İbo gerçekten önemli bir adam; aklımdan çıkaramadığım iki sanatsal aktivitesinden ilki "Her demet zalım felek" uzun havasını okuyuşu. Ki hemen şurdan açıp dinleyin, herhangi bir duygu haline kapılmazsanız, haber verin sizi ilk gemiyle Norveç dolaylarına ihraç edelim.
9 yaşımda babamın dönemsel işi sebebiyle Diyarbekir'de 1 koca yaz geçirdim. O dönemde ben ilk kez annemin yurdun çeşitli yerlerinde "beyaz kadın" statüsünde olduğunu, abim ise Beatles üzerine İbrahim Tatlıses dinleyerek de ergenliğinin tadını çıkarabileceğini keşfetti.
TRT ekolünden geldiğimizden, evde ancak haftasonları klasik müzik, oda konçertosu felan dinleme iznimiz vardı. 20 küsur yıldan sonra bu iznin üzerine kısık sesli klasik cazı eklemenin haklı gururunu yaşarken, abimin Diyarbekir kalesine karşı kaçak Sony anfilerden İbo yayını yapmasının ailede yarattığı dehşeti, varın siz düşünün.

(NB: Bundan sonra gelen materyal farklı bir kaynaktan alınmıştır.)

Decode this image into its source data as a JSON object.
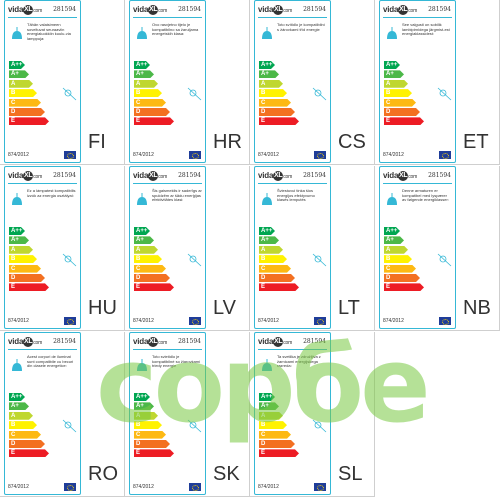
{
  "brand": {
    "name": "vida",
    "mark": "XL",
    "suffix": "com"
  },
  "product_code": "281594",
  "regulation": "874/2012",
  "energy_classes": [
    {
      "label": "A++",
      "color": "#00a651"
    },
    {
      "label": "A+",
      "color": "#4cb848"
    },
    {
      "label": "A",
      "color": "#bfd730"
    },
    {
      "label": "B",
      "color": "#fff200"
    },
    {
      "label": "C",
      "color": "#fdb913"
    },
    {
      "label": "D",
      "color": "#f37021"
    },
    {
      "label": "E",
      "color": "#ed1c24"
    }
  ],
  "labels": [
    {
      "lang": "FI",
      "text": "Tähän valaisimeen soveltuvat seuraaviin energialuokkiin kuulu-via lamppuja:"
    },
    {
      "lang": "HR",
      "text": "Ovo rasvjetno tijelo je kompatibilno sa žaruljama energetskih klasa:"
    },
    {
      "lang": "CS",
      "text": "Toto svítidlo je kompatibilní s žárovkami tříd energie"
    },
    {
      "lang": "ET",
      "text": "See valgusti on sobilik lambipirnidega järgmist-est energiaklassidest:"
    },
    {
      "lang": "HU",
      "text": "Ez a lámpatest kompatibilis izzók az energia osztályai:"
    },
    {
      "lang": "LV",
      "text": "Šis gaismeklis ir saderīgs ar spuldzēm ar šādu enerģijas efektivitātes klasi:"
    },
    {
      "lang": "LT",
      "text": "Šviestuvui tinka šios energijos efektyvumo klasės lemputės"
    },
    {
      "lang": "NB",
      "text": "Denne armaturen er kompatibel med lyspærer av følgende energiklasser:"
    },
    {
      "lang": "RO",
      "text": "Acest corpuri de iluminat sunt compatibile cu becuri din clasele energetice:"
    },
    {
      "lang": "SK",
      "text": "Toto svietidlo je kompatibilné so žiarovkami triedy energie"
    },
    {
      "lang": "SL",
      "text": "Ta svetilka je združljiva z žarnicami energijskega razreda:"
    }
  ],
  "watermark": {
    "text": "сорбе"
  },
  "colors": {
    "accent": "#35b8d6",
    "watermark": "#7ac943",
    "eu_flag": "#1f3d99"
  }
}
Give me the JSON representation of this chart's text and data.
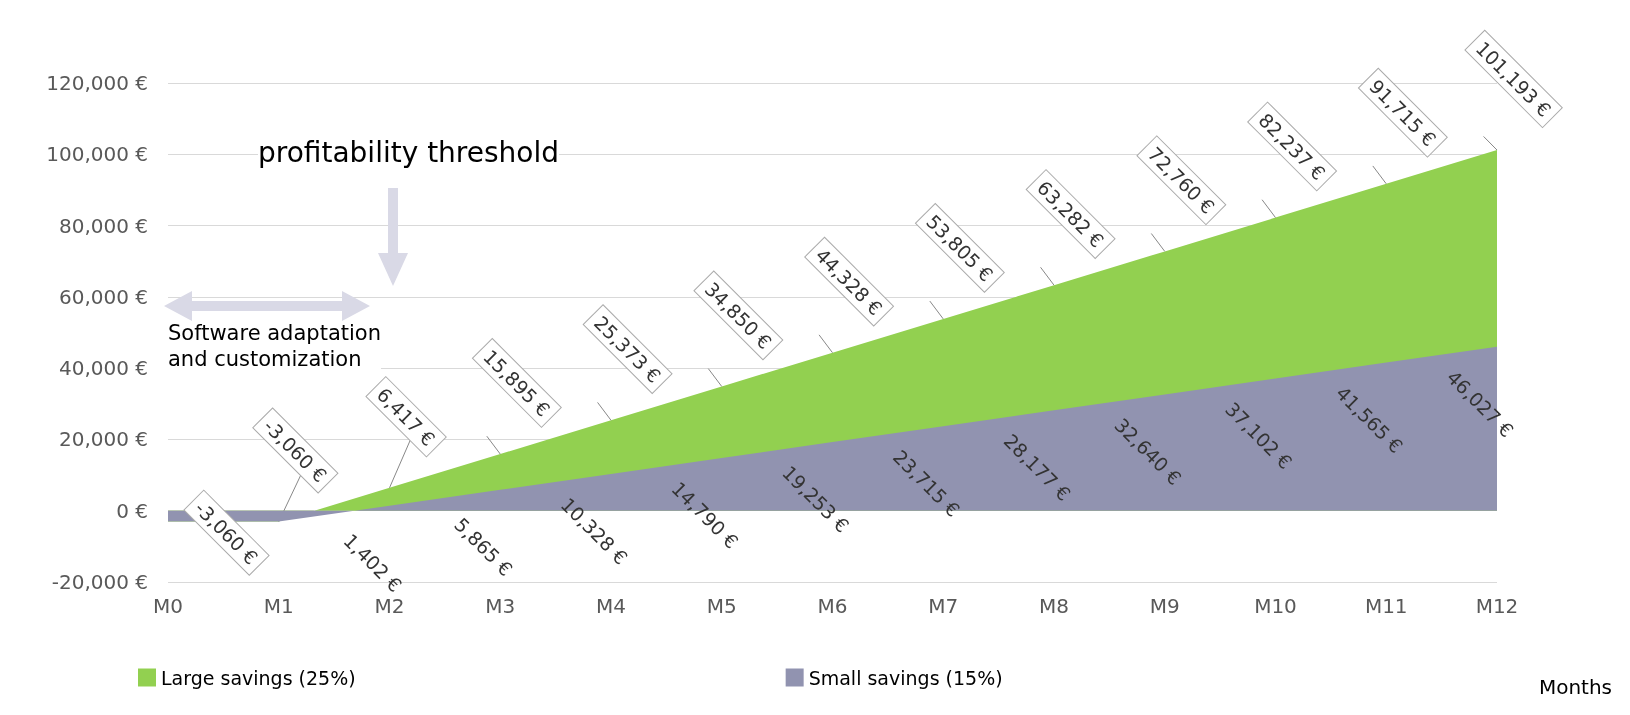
{
  "chart_data": {
    "type": "area",
    "xlabel": "Months",
    "categories": [
      "M0",
      "M1",
      "M2",
      "M3",
      "M4",
      "M5",
      "M6",
      "M7",
      "M8",
      "M9",
      "M10",
      "M11",
      "M12"
    ],
    "series": [
      {
        "name": "Large savings (25%)",
        "color": "#92d050",
        "values": [
          -3060,
          -3060,
          6417,
          15895,
          25373,
          34850,
          44328,
          53805,
          63282,
          72760,
          82237,
          91715,
          101193
        ],
        "value_labels": [
          null,
          "-3,060 €",
          "6,417 €",
          "15,895 €",
          "25,373 €",
          "34,850 €",
          "44,328 €",
          "53,805 €",
          "63,282 €",
          "72,760 €",
          "82,237 €",
          "91,715 €",
          "101,193 €"
        ]
      },
      {
        "name": "Small savings (15%)",
        "color": "#9193b0",
        "values": [
          -3060,
          -3060,
          1402,
          5865,
          10328,
          14790,
          19253,
          23715,
          28177,
          32640,
          37102,
          41565,
          46027
        ],
        "value_labels": [
          "-3,060 €",
          null,
          "1,402 €",
          "5,865 €",
          "10,328 €",
          "14,790 €",
          "19,253 €",
          "23,715 €",
          "28,177 €",
          "32,640 €",
          "37,102 €",
          "41,565 €",
          "46,027 €"
        ]
      }
    ],
    "ylim": [
      -20000,
      120000
    ],
    "yticks": [
      {
        "value": -20000,
        "label": "-20,000 €"
      },
      {
        "value": 0,
        "label": "0 €"
      },
      {
        "value": 20000,
        "label": "20,000 €"
      },
      {
        "value": 40000,
        "label": "40,000 €"
      },
      {
        "value": 60000,
        "label": "60,000 €"
      },
      {
        "value": 80000,
        "label": "80,000 €"
      },
      {
        "value": 100000,
        "label": "100,000 €"
      },
      {
        "value": 120000,
        "label": "120,000 €"
      }
    ],
    "grid": "y",
    "legend": "bottom left",
    "annotations": [
      "profitability threshold",
      "Software adaptation\nand customization"
    ]
  }
}
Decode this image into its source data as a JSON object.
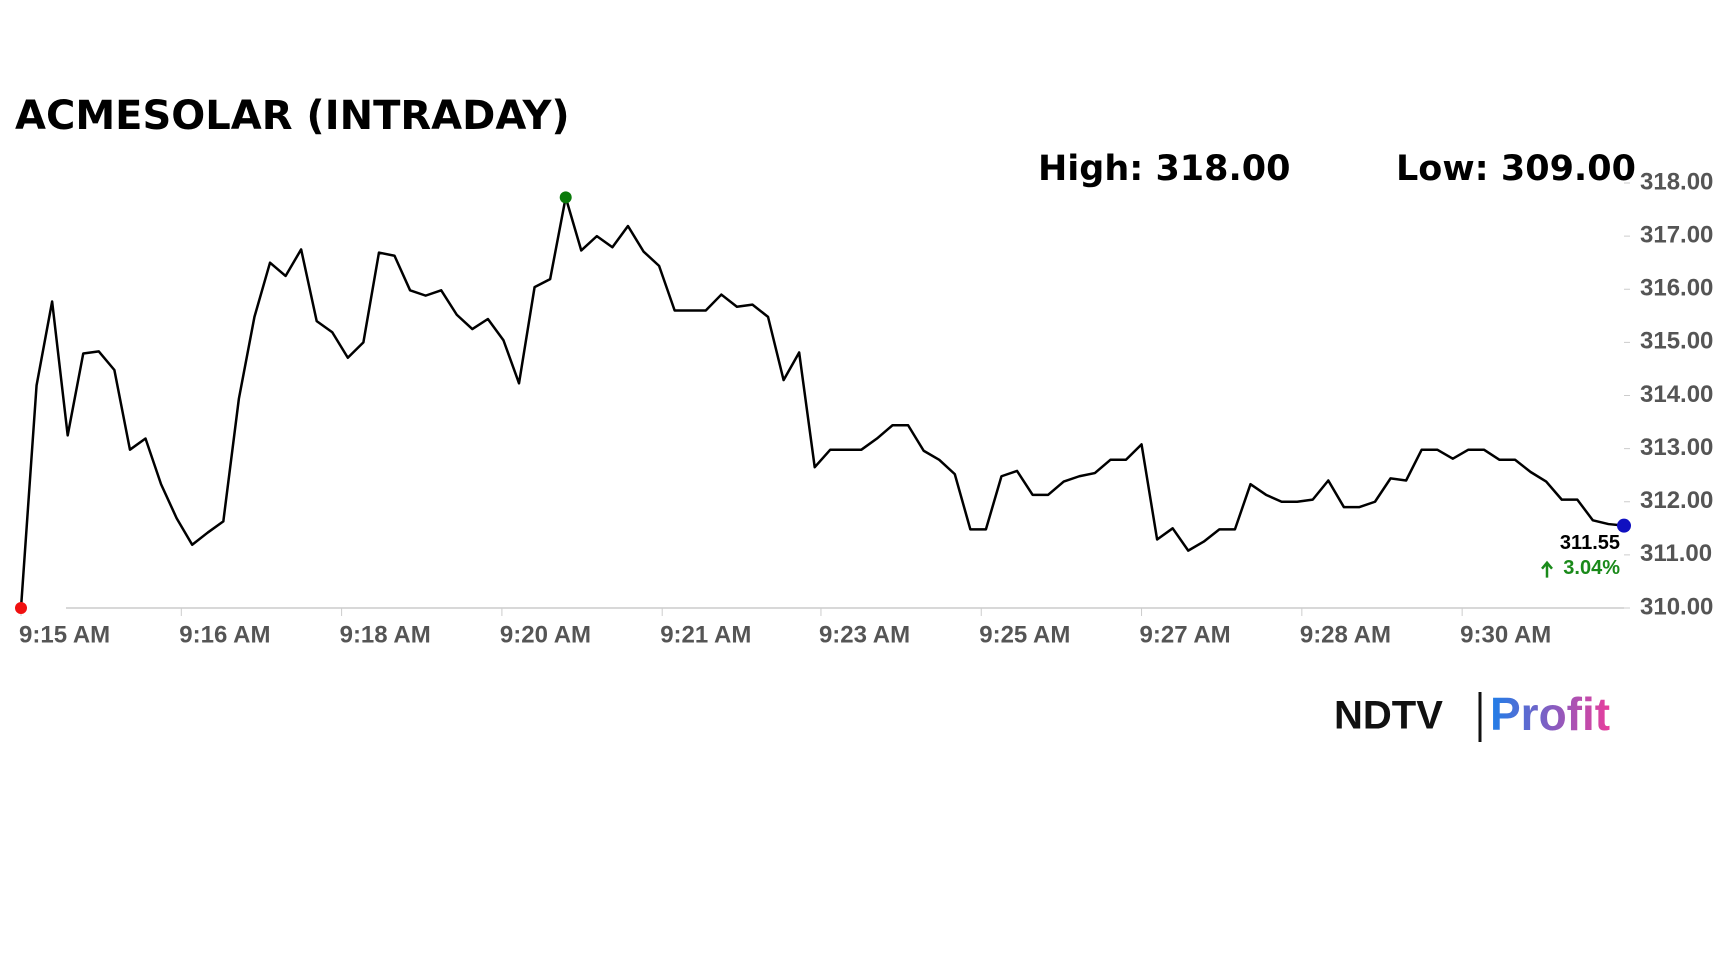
{
  "chart_data": {
    "type": "line",
    "title": "ACMESOLAR (INTRADAY)",
    "high_label": "High: 318.00",
    "low_label": "Low: 309.00",
    "last_label": "311.55",
    "change_label": "3.04%",
    "brand": [
      "NDTV",
      "Profit"
    ],
    "color": "#000000",
    "values": [
      310.0,
      314.19,
      315.77,
      313.25,
      314.79,
      314.83,
      314.48,
      312.98,
      313.19,
      312.33,
      311.69,
      311.19,
      311.42,
      311.63,
      313.94,
      315.48,
      316.5,
      316.25,
      316.75,
      315.4,
      315.19,
      314.71,
      315.0,
      316.69,
      316.63,
      315.98,
      315.88,
      315.98,
      315.52,
      315.25,
      315.44,
      315.04,
      314.23,
      316.04,
      316.19,
      317.73,
      316.73,
      317.0,
      316.79,
      317.19,
      316.71,
      316.44,
      315.6,
      315.6,
      315.6,
      315.9,
      315.67,
      315.71,
      315.48,
      314.29,
      314.81,
      312.65,
      312.98,
      312.98,
      312.98,
      313.19,
      313.44,
      313.44,
      312.96,
      312.79,
      312.52,
      311.48,
      311.48,
      312.48,
      312.58,
      312.13,
      312.13,
      312.38,
      312.48,
      312.54,
      312.79,
      312.79,
      313.08,
      311.29,
      311.5,
      311.08,
      311.25,
      311.48,
      311.48,
      312.33,
      312.13,
      312.0,
      312.0,
      312.04,
      312.4,
      311.9,
      311.9,
      312.0,
      312.44,
      312.4,
      312.98,
      312.98,
      312.81,
      312.98,
      312.98,
      312.79,
      312.79,
      312.56,
      312.38,
      312.04,
      312.04,
      311.65,
      311.58,
      311.55
    ],
    "xticks": [
      {
        "value": 0,
        "label": "9:15 AM"
      },
      {
        "value": 10.3,
        "label": "9:16 AM"
      },
      {
        "value": 20.6,
        "label": "9:18 AM"
      },
      {
        "value": 30.9,
        "label": "9:20 AM"
      },
      {
        "value": 41.2,
        "label": "9:21 AM"
      },
      {
        "value": 51.4,
        "label": "9:23 AM"
      },
      {
        "value": 61.7,
        "label": "9:25 AM"
      },
      {
        "value": 72,
        "label": "9:27 AM"
      },
      {
        "value": 82.3,
        "label": "9:28 AM"
      },
      {
        "value": 92.6,
        "label": "9:30 AM"
      }
    ],
    "ylim": [
      310,
      318
    ],
    "yticks": [
      {
        "value": 310,
        "label": "310.00"
      },
      {
        "value": 311,
        "label": "311.00"
      },
      {
        "value": 312,
        "label": "312.00"
      },
      {
        "value": 313,
        "label": "313.00"
      },
      {
        "value": 314,
        "label": "314.00"
      },
      {
        "value": 315,
        "label": "315.00"
      },
      {
        "value": 316,
        "label": "316.00"
      },
      {
        "value": 317,
        "label": "317.00"
      },
      {
        "value": 318,
        "label": "318.00"
      }
    ]
  }
}
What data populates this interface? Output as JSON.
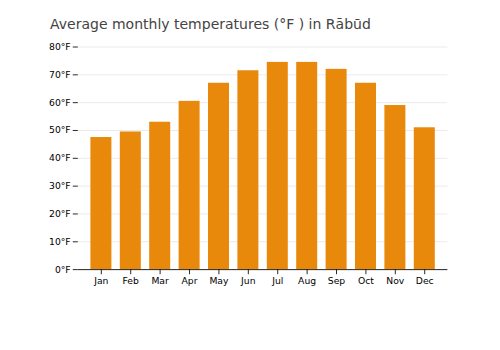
{
  "chart_data": {
    "type": "bar",
    "title": "Average monthly temperatures (°F ) in Rābūd",
    "categories": [
      "Jan",
      "Feb",
      "Mar",
      "Apr",
      "May",
      "Jun",
      "Jul",
      "Aug",
      "Sep",
      "Oct",
      "Nov",
      "Dec"
    ],
    "values": [
      47.5,
      49.5,
      53.0,
      60.5,
      67.0,
      71.5,
      74.5,
      74.5,
      72.0,
      67.0,
      59.0,
      51.0
    ],
    "color": "#E8890C",
    "ylim": [
      0,
      80
    ],
    "yticks": [
      {
        "value": 0,
        "label": "0°F"
      },
      {
        "value": 10,
        "label": "10°F"
      },
      {
        "value": 20,
        "label": "20°F"
      },
      {
        "value": 30,
        "label": "30°F"
      },
      {
        "value": 40,
        "label": "40°F"
      },
      {
        "value": 50,
        "label": "50°F"
      },
      {
        "value": 60,
        "label": "60°F"
      },
      {
        "value": 70,
        "label": "70°F"
      },
      {
        "value": 80,
        "label": "80°F"
      }
    ],
    "grid": true
  }
}
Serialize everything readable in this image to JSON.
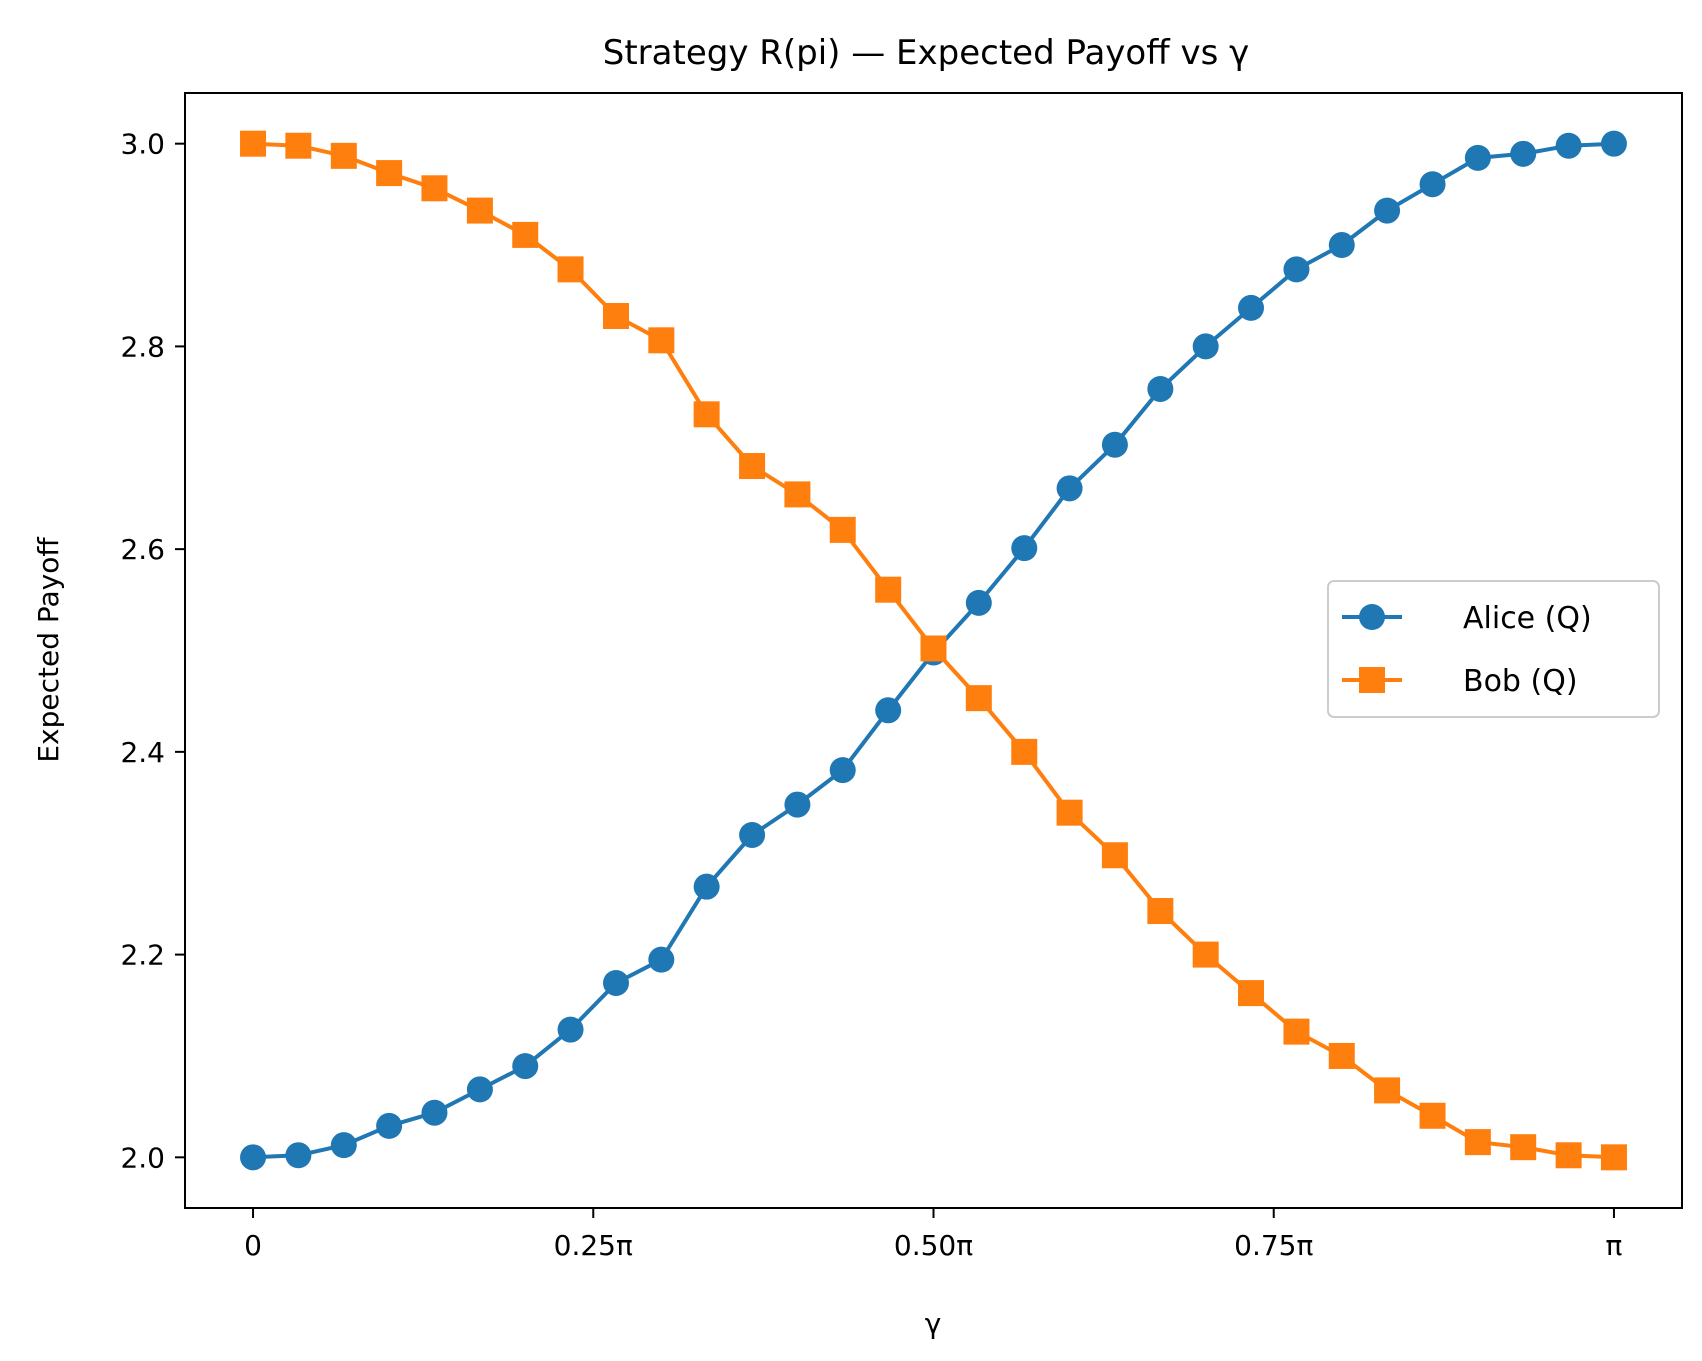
{
  "chart_data": {
    "type": "line",
    "title": "Strategy R(pi) — Expected Payoff vs γ",
    "xlabel": "γ",
    "ylabel": "Expected Payoff",
    "xlim": [
      -0.05,
      1.05
    ],
    "ylim": [
      1.95,
      3.05
    ],
    "x_unit": "π",
    "x_ticks": [
      0,
      0.25,
      0.5,
      0.75,
      1
    ],
    "x_tick_labels": [
      "0",
      "0.25π",
      "0.50π",
      "0.75π",
      "π"
    ],
    "y_ticks": [
      2.0,
      2.2,
      2.4,
      2.6,
      2.8,
      3.0
    ],
    "y_tick_labels": [
      "2.0",
      "2.2",
      "2.4",
      "2.6",
      "2.8",
      "3.0"
    ],
    "grid": false,
    "legend_position": "center-right",
    "x": [
      0,
      0.0333,
      0.0667,
      0.1,
      0.1333,
      0.1667,
      0.2,
      0.2333,
      0.2667,
      0.3,
      0.3333,
      0.3667,
      0.4,
      0.4333,
      0.4667,
      0.5,
      0.5333,
      0.5667,
      0.6,
      0.6333,
      0.6667,
      0.7,
      0.7333,
      0.7667,
      0.8,
      0.8333,
      0.8667,
      0.9,
      0.9333,
      0.9667,
      1.0
    ],
    "series": [
      {
        "name": "Alice (Q)",
        "color": "#1f77b4",
        "marker": "circle",
        "values": [
          2.0,
          2.002,
          2.012,
          2.031,
          2.044,
          2.067,
          2.09,
          2.126,
          2.172,
          2.195,
          2.267,
          2.318,
          2.348,
          2.382,
          2.441,
          2.498,
          2.547,
          2.601,
          2.66,
          2.703,
          2.758,
          2.8,
          2.838,
          2.876,
          2.9,
          2.934,
          2.96,
          2.986,
          2.99,
          2.998,
          3.0
        ]
      },
      {
        "name": "Bob (Q)",
        "color": "#ff7f0e",
        "marker": "square",
        "values": [
          3.0,
          2.998,
          2.988,
          2.971,
          2.956,
          2.934,
          2.91,
          2.876,
          2.83,
          2.806,
          2.733,
          2.682,
          2.654,
          2.619,
          2.56,
          2.502,
          2.453,
          2.4,
          2.34,
          2.298,
          2.243,
          2.2,
          2.162,
          2.124,
          2.1,
          2.066,
          2.041,
          2.015,
          2.01,
          2.002,
          2.0
        ]
      }
    ]
  }
}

Biz İbo'yu bi şekil, sevmiştik.
Lakin takip eden 90lı yıllar, içimizdeki çocuk başta olmak üzere pek çok dingiliğimizi madur etti. İlk özel televizyonlarla yaşadığımız meydan dayağı gibi görsel kirlilikte, İbo'yu bu kez dizilerde görme şahadetine eriştik. Ama ne erişmek? Unutamadığım ikinci sanatsal aktivite işte bu dönemden.
Ayrıntıların pixel pixel dimağa nakşolunduğu Ztar tv aydınlatmasında İbo, Billur Kalkavan'la sevişiyordu. Daha doğrusu dizide bittabi kötü kadını canlandıran Billur, sırt üstü keyifsizce yatan İbo ile sevişme halindeydi. Kamera pan yaptıkça, bir plan Billur'un İbo'nun kazak döşünü eme eme aşağılara indiğini, bir plan da İbo'nun durumdan nasıl da bayat lahmağcun tatmış gibi tiksindiğini görebiliyorduk.
İbo bizi paralize etmiş, ele geçirmişti. E tabi, devamı da geldi.
İbo kavramını özetleyen şeylerden biri, kadın sevme ve sahiplenme yöntemeleri. Ki temelde ikiye ayrılıyor; dayak ve diz altından vurdurma. Hatta hatırlarsınız Derya Tuna, İbo'nun Asena'yı gerçekten sevdiğini, ancak güvenlik kameralarına takılan dayakla anlamış, erkeğinin süregelen tutkusuna ise Günay'daki ilk sahnesinde topuğuna sıkılınca ikna olmuştu.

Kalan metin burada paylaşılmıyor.